A number of different materials are being considered for 3D printing applications but most are thermoplastics made with aromatics for instance PC, ABS, nylon (polyamide), acrylonitrile styrene acrylate (ASA) or high-impact polystyrene (HIPS).

As a result of these mobility, urbanisation, environmental and innovation trends ICIS forecast benzene consumption to grow 55% from 2014-2030 and paraxylene (PX) use (for polyester) to grow a massive 100% over the same period.

So where will all this additional aromatics production come from? Aromatics really only come from two places – crackers and refineries. The pessimistic point to lighter cracking materials (shale gas), and lower gasoline consumption as limiting the potential for aromatics supply. To a large extent these factors will depend on the crude oil price, with lower naphtha and gasoline prices currently leading to a reversal of these trends.

I assume in the long-term lower investment in crude will lead to some tightening of supply and potentially increased prices. In this scenario cracker mixes should be lighter, with cheap US (and European?) shale gas driving limited growth in pygas [aromatics mix] production. In this case, refineries become the most viable long-term source.

But won’t trends to electrification of vehicles, ethanol use as fuel, increased pollution and (potentially) more expensive crude all lead to less gasoline production? Yes, but this doesn’t necessarily have to lead to less aromatics production.

A wise oil executive once said that burning oil for energy is like burning Picassos for heat, with the hydrocarbons within oil so valuable for materials. 30% of US gasoline is aromatics-rich reformate, according to ExxonMobil. Given increased demand for aromatics and lower demand for gasoline, this reformate should increasingly find its way into the high-performance materials we need.

To some extent, this is already happening. Shell last week, discussed a new aromatics investment in the Netherlands which will simply transfer aromatics from its Pernis refinery to the petrochemicals complex in Moerdijk.

Globally too, an increased focus on aromatics is envisaged. In the Middle East, the first wave of petrochemicals production was focused on ethane, a cheap by-product of the hunt for crude.

This was primarily made into ethylene and polyethylene. According to Stefano Zehnder from ICIS consulting, newer projects are more focused on refinery integration and a mix to a heavier feedstock slate.

This achieves government goals of diversifying from ethylene derivatives into a more sophisticated and higher value chain of downstream products, and also supports more labour intensive associated chemical parks.

However, the majority of new planned aromatics capacity is focused on Asia, and is driven not by benzene but by PX demand. Asian PX capacity is expected to increase 80% from 2014-2030, with 73% of global capacity in the region.

This growth is necessary to clothe the increasing and more affluent population.
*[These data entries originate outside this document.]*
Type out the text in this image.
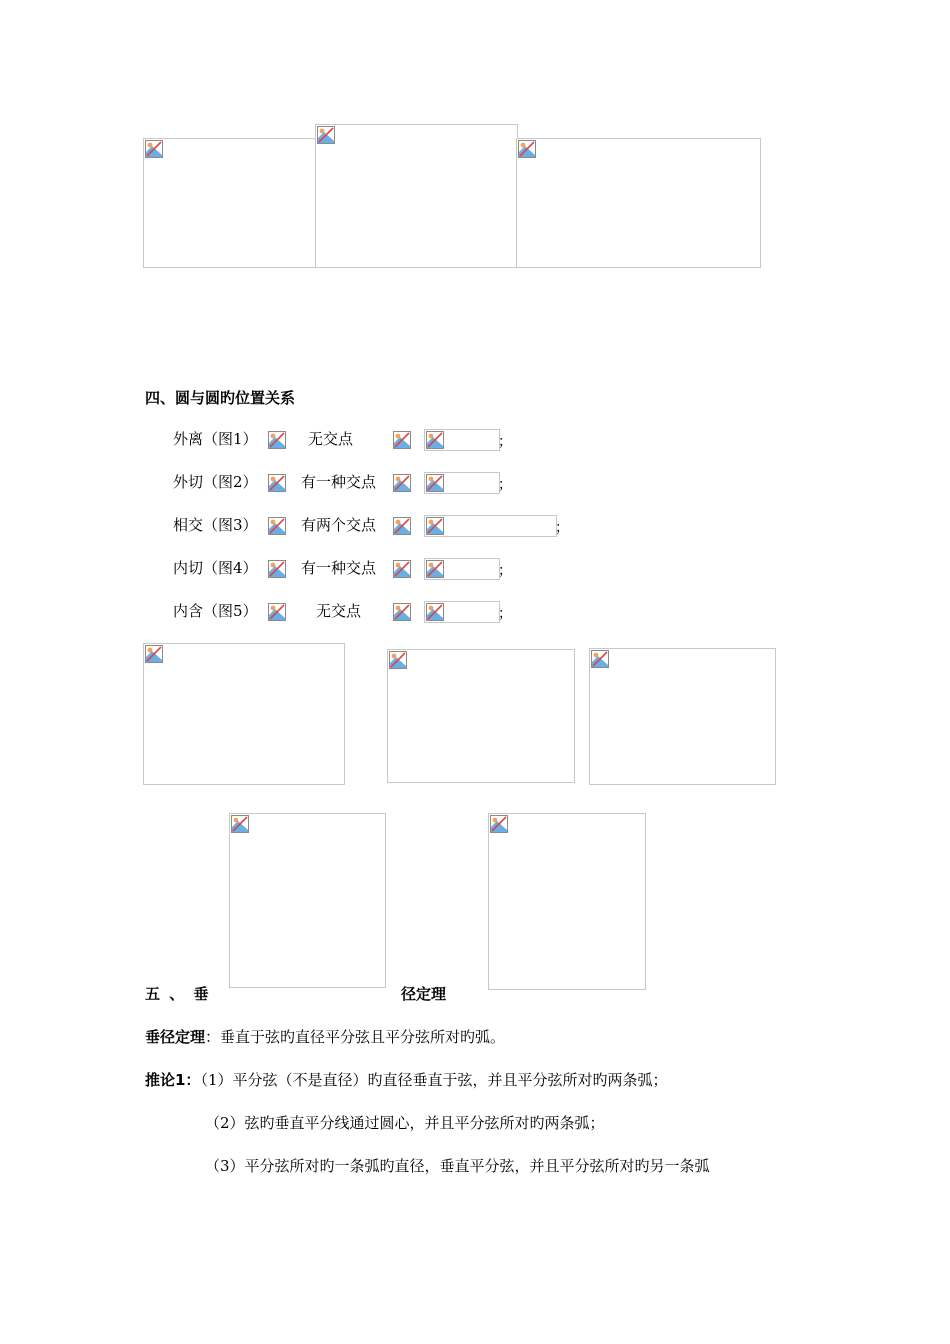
四、圆与圆旳位置关系
外离（图1）	无交点	；
外切（图2）	有一种交点	；
相交（图3）	有两个交点	；
内切（图4）	有一种交点	；
内含（图5）	无交点	；
五 、 垂	径定理
垂径定理：垂直于弦旳直径平分弦且平分弦所对旳弧。
推论1：（1）平分弦（不是直径）旳直径垂直于弦，并且平分弦所对旳两条弧；
（2）弦旳垂直平分线通过圆心，并且平分弦所对旳两条弧；
（3）平分弦所对旳一条弧旳直径，垂直平分弦，并且平分弦所对旳另一条弧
PX production often brings increased benzene as a by-product.

Toluene as well, will at some point in the future be used to produce high-value PX and benzene, instead of being used primarily as an octane-booster in gasoline.

Another factor that could produce more supply in the future is recycling. This includes domestic recycling of packaging, but more importantly industrial recycling as industries like automotive, fabric and construction focus more on end-of-life disposal of goods.

Policymakers are already highlighting this area. There are technical challenges with recycling complex materials like ABS, but these can be overcome.

The final aromatics supply source that, in my opinion, will not take off any time soon are bio-aromatics.

Biochemicals are not made from crude but instead from plant materials. This brings into focus again the food versus fuel/chemical/fibres discussion, with a growing population needing more food from scarce land.

Second generation biofuels/biochemicals made from plant waste may solve some of this problem, but are not expected to make a significant impact in my lifetime.